Innovation responsable
Un des objectifs de la biologie de synthèse est la création de formes de vie nouvelles, ce qui soulève naturellement des questions éthiques sur la responsabilité de l'homme à fabriquer la vie artificiellement. La possibilité de l'homme d'agir sur sa propre espèce, de modifier l'évolution naturelle du monde du vivant ne font qu'augmenter cette responsabilité.
Des organismes de synthèse, comme des virus ou d'autres agents pathogènes, pourraient être fabriqués à des fins malveillantes, ce qui pose de nouveaux défis en matière de biosécurité. Cette situation est d'autant plus sérieuse que les technologies de biologie moléculaire sont à la portée d'un nombre croissant de personnes : on trouve sur Internet des informations concernant les techniques de biologie moléculaire et la structure des virus, il existe des entreprises qui proposent de synthétiser des séquences d'ADN sur commande à des prix de plus en plus accessibles, il est apparu des groupes d'amateurs de biologie de synthèse opérant dans des environnements non-académiques, appelés "biohackers".
Au-delà de la dissémination volontaire d'organismes de synthèse dans l'environnement, il y a un risque de rejet accidentel, qui pourrait avoir des effets négatifs sur l'environnement et sur la santé. En raison de la versatilité des techniques de biologie de synthèse, il se peut que les organismes de synthèse soient radicalement différents des organismes naturels et donc aient des comportements inhabituels et imprévisibles. Cependant, les techniques de biologie de synthèse permettent de concevoir, modéliser et caractériser un organisme de synthèse avant de l'avoir réalisé. Cette connaissance préalable, même si elle n'est pas parfaite, permet d'anticiper un éventuel comportement non souhaité.
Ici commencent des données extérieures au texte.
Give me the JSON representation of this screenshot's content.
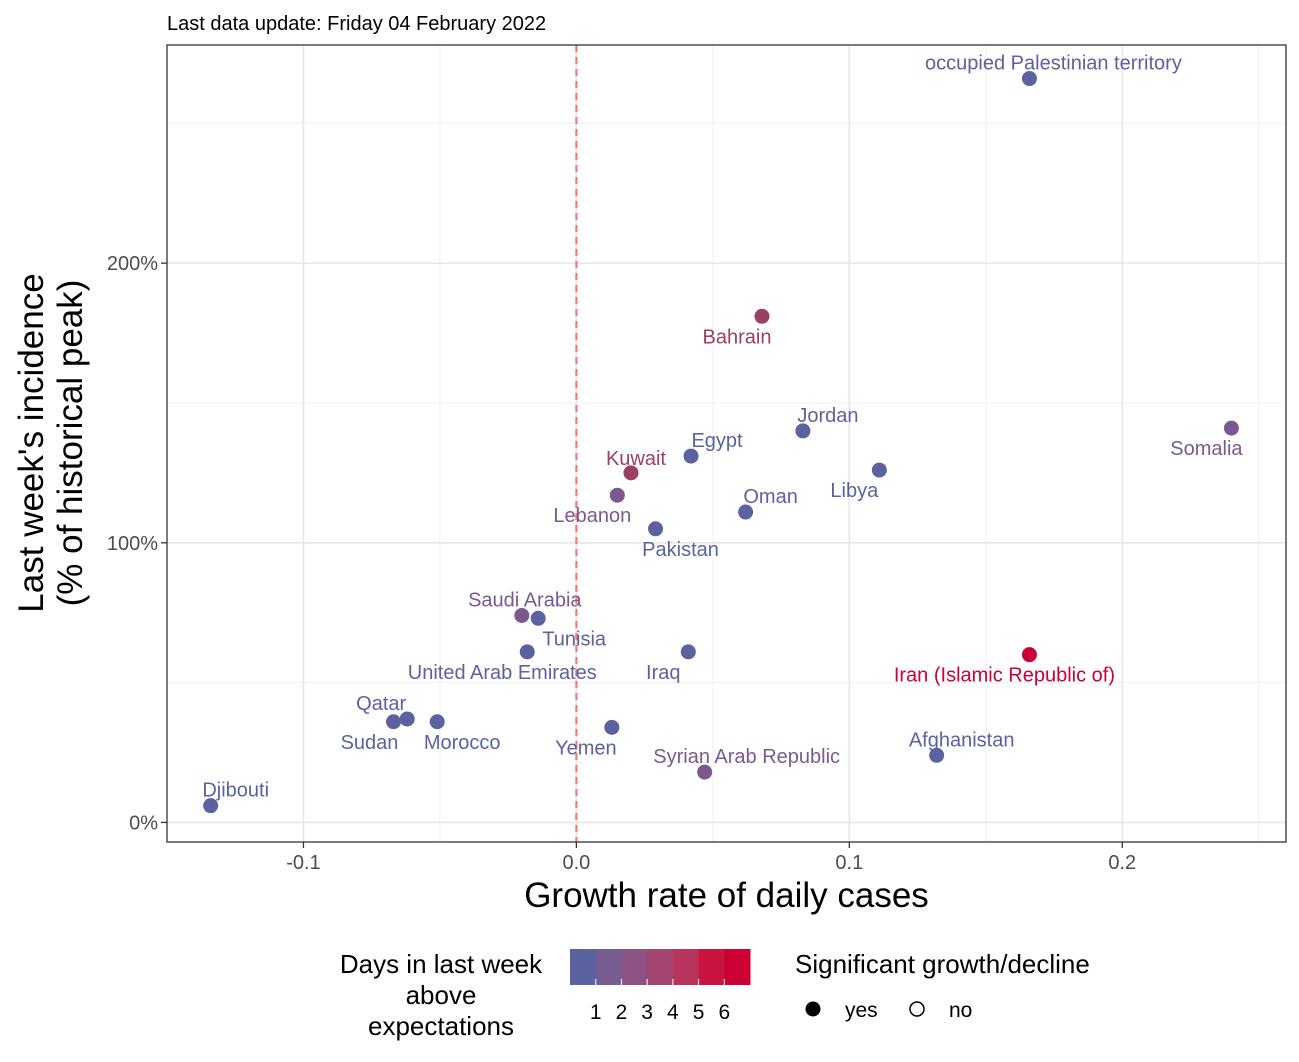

Par sa nature multidisciplinaire (biotechnologie, électronique, logiciel), la biologie de synthèse pose des questions difficiles concernant la protection de la propriété intellectuelle, en particulier la brevetabilité des gènes ou du logiciel. En outre, protéger par brevet des bio-composants standardisés pourrait freiner les travaux de recherche ultérieurs dans le domaine.
Enfin, autre sujet sensible, qui n'est d'ailleurs pas spécifique à la biologie de synthèse : le contrôle de cette technologie par un petit nombre de grands groupes industriels qui, invoquant le droit de la propriété intellectuelle, pourraient passer outre les réglementations.
Ces perspectives suscitent de vives inquiétudes et il appartient à la société de peser les bénéfices et les risques pour décider de la voie à suivre pour développer le domaine de la biologie de synthèse. En attendant, plusieurs actions sont envisageables : mettre au point des contrôles concernant les séquences d'ADN sensibles, des systèmes de protection pour les personnes travaillant en laboratoire, des règlements de traçabilité des produits, des moyens pour que le grand public soit informé en toute transparence, des comités d'éthique pour s'interroger sur l'opportunité de développer ce domaine scientifique et technologique.
Ces problèmes, qui relèvent plus de décisions politiques et de société que de choix scientifiques et techniques, ne sont d'ailleurs pas spécifiques à la biologie de synthèse. Pour assumer ses décisions et juger les choix technologiques, le citoyen doit avoir une culture scientifique. En conséquence, il est important qu'il puisse accéder aux moyens d'information, disposer d'une formation appropriée et participer à des débats publics sur le sujet.